The provisional agreement on the reform of the Emissions Trading System (ETS) reached by the European Parliament, the Council of Ministers and the European Commission was approved by the Member States.
“European shipowners have a strong interest to decarbonise the industry and we think it is the right decision that the EU will leave regulation of shipping’s CO2 emissions to the International Maritime Organization”, commented Martin Dorsman, ECSA’s Secretary General. “The IMO is currently busy drawing up its strategy for reducing CO2 emissions from the international shipping. IMO is the organisation to regulate our global industry”, he concluded.
According to European Shipowners, the IMO has certain agreed milestones in its plan of global climate strategy.
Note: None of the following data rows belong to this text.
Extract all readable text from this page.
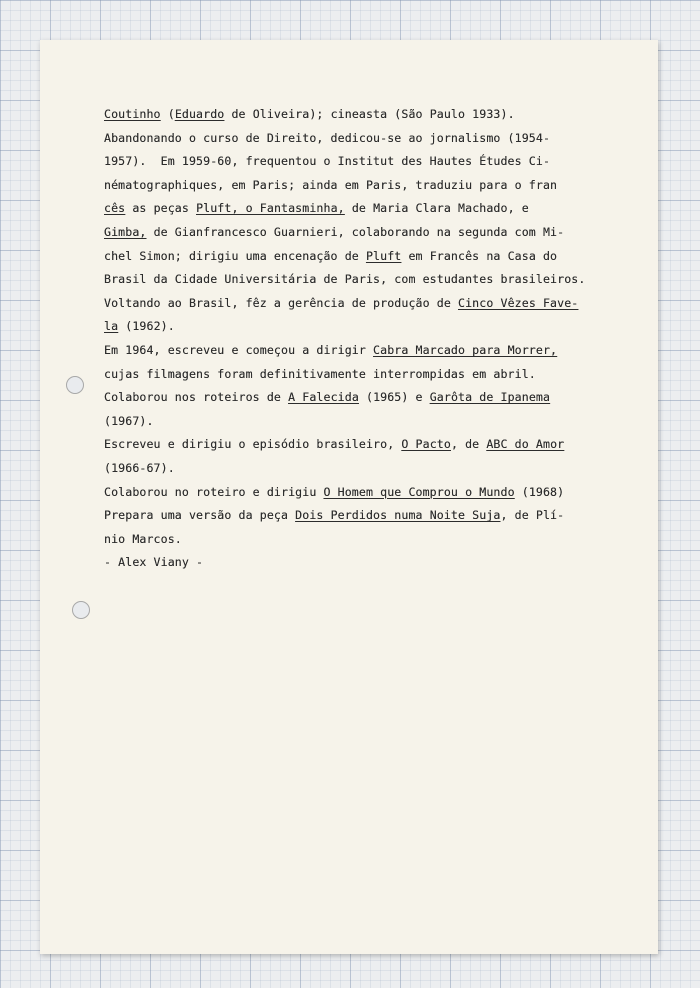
Coutinho (Eduardo de Oliveira); cineasta (São Paulo 1933).
Abandonando o curso de Direito, dedicou-se ao jornalismo (1954-
1957).  Em 1959-60, frequentou o Institut des Hautes Études Ci-
nématographiques, em Paris; ainda em Paris, traduziu para o fran
cês as peças Pluft, o Fantasminha, de Maria Clara Machado, e
Gimba, de Gianfrancesco Guarnieri, colaborando na segunda com Mi-
chel Simon; dirigiu uma encenação de Pluft em Francês na Casa do
Brasil da Cidade Universitária de Paris, com estudantes brasileiros.
Voltando ao Brasil, fêz a gerência de produção de Cinco Vêzes Fave-
la (1962).
Em 1964, escreveu e começou a dirigir Cabra Marcado para Morrer,
cujas filmagens foram definitivamente interrompidas em abril.
Colaborou nos roteiros de A Falecida (1965) e Garôta de Ipanema
(1967).
Escreveu e dirigiu o episódio brasileiro, O Pacto, de ABC do Amor
(1966-67).
Colaborou no roteiro e dirigiu O Homem que Comprou o Mundo (1968)
Prepara uma versão da peça Dois Perdidos numa Noite Suja, de Plí-
nio Marcos.
- Alex Viany -
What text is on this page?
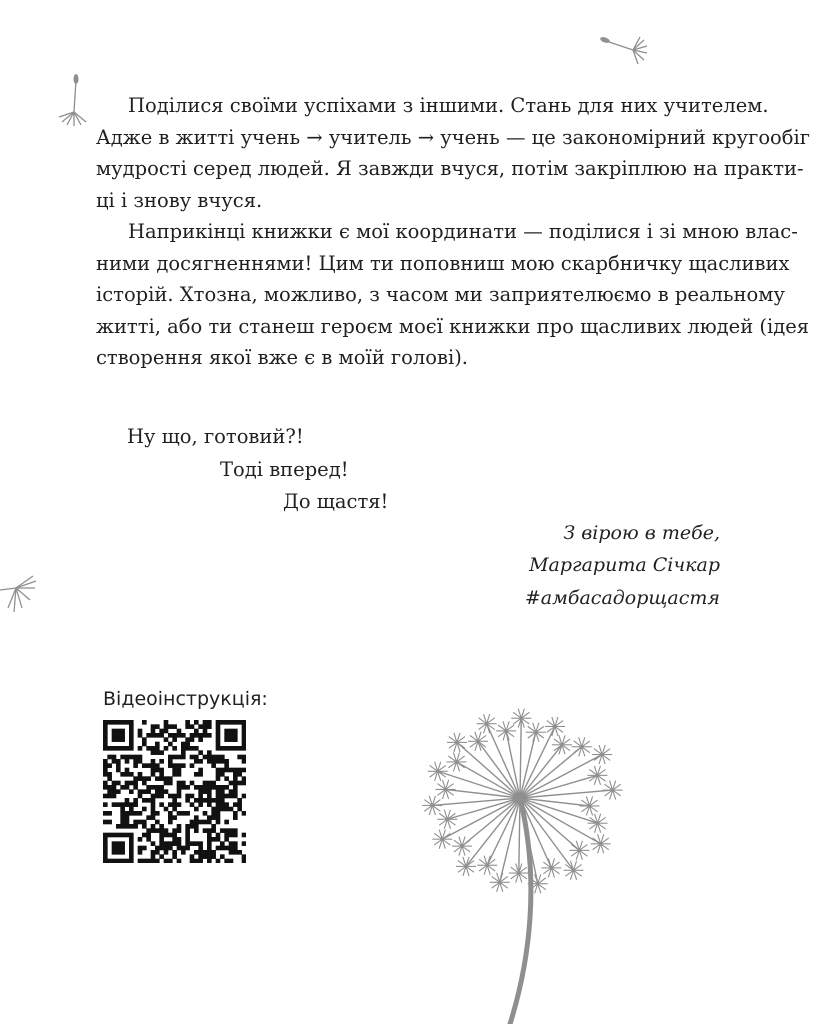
Поділися своїми успіхами з іншими. Стань для них учителем.
Адже в житті учень → учитель → учень — це закономірний кругообіг
мудрості серед людей. Я завжди вчуся, потім закріплюю на практи-

ці і знову вчуся.

Наприкінці книжки є мої координати — поділися і зі мною влас-
ними досягненнями! Цим ти поповниш мою скарбничку щасливих
історій. Хтозна, можливо, з часом ми заприятелюємо в реальному
житті, або ти станеш героєм моєї книжки про щасливих людей (ідея

створення якої вже є в моїй голові).

Ну що, готовий?!
Тоді вперед!
До щастя!
З вірою в тебе,
Маргарита Січкар
#амбасадорщастя
Відеоінструкція:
In April 2018, the IMO should adopt an initial strategy for comprehensive emissions reductions from ships and in 2023 it should adopt a final strategy.
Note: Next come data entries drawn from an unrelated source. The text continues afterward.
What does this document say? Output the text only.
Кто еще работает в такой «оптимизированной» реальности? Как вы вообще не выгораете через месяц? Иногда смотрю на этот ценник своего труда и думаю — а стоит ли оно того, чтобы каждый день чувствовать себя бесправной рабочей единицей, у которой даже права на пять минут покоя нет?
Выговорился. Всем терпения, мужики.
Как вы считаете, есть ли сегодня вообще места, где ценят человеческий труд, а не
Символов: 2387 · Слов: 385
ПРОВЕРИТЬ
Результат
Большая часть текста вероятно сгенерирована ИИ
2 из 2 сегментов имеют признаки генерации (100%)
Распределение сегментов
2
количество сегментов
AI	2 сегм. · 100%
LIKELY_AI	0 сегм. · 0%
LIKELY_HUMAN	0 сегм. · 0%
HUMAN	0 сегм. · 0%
In the last IMO intersessional meeting in October, the industry proposed that the sector’s total CO2 emissions should not increase above 2008 levels, thus establishing 2008 as the year of peak emissions from shipping, and that IMO should agree upon reduction percentages per ton-km as well as upon an reduction percentage by which the total emissions from the sector should be reduced by 2050.
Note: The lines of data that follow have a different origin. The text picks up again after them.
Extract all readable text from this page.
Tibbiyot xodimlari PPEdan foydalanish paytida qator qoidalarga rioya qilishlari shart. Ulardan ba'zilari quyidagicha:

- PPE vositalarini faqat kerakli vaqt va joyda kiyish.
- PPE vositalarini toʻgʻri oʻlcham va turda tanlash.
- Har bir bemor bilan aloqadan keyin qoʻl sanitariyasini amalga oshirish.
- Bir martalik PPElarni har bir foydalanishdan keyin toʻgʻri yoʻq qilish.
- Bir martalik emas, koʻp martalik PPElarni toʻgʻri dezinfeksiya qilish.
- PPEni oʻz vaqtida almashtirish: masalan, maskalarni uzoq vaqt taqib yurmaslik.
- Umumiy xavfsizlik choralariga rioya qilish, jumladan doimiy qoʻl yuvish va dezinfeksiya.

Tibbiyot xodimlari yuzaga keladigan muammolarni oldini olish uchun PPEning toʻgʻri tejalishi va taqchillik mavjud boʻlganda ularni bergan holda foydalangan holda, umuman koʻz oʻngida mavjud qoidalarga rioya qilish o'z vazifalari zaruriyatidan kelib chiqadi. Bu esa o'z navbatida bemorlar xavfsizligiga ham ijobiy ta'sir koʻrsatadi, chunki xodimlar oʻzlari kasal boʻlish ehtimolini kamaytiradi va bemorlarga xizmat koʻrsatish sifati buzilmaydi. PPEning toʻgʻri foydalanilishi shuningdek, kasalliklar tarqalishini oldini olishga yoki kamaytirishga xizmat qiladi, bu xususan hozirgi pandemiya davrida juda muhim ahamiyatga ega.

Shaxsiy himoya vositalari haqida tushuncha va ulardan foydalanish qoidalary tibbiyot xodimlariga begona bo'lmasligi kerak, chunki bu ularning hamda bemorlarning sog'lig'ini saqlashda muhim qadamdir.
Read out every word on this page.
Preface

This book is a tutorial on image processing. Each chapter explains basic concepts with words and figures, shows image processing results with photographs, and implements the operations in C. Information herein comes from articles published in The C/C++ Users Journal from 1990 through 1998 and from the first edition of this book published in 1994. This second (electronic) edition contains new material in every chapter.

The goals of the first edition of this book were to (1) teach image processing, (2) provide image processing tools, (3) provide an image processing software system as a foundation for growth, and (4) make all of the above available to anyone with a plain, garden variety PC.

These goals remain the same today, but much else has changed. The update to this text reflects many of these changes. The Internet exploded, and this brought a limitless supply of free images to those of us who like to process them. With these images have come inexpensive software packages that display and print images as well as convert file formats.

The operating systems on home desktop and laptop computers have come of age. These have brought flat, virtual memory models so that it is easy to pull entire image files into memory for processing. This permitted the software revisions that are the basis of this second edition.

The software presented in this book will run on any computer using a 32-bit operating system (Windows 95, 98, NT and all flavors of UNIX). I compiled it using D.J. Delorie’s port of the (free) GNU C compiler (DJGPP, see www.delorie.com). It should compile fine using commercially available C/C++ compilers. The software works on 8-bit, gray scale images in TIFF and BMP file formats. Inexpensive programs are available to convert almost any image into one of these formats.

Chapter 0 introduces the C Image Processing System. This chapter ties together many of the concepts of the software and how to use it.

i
Adding its voice on the issue, ICS has recently said that this demonstrates confidence within the EU institutions in the current progress being made at IMO to develop an ambitious strategy that will deliver additional CO2 reduction measures, consistent with the shipping industry’s own vision of zero emissions, as soon as possible.
The EU Emissions Trading Scheme puts a cap on the CO2 emitted by more than 11,000 installations in the power sector and energy intensive industry through a market-based cap and trade system.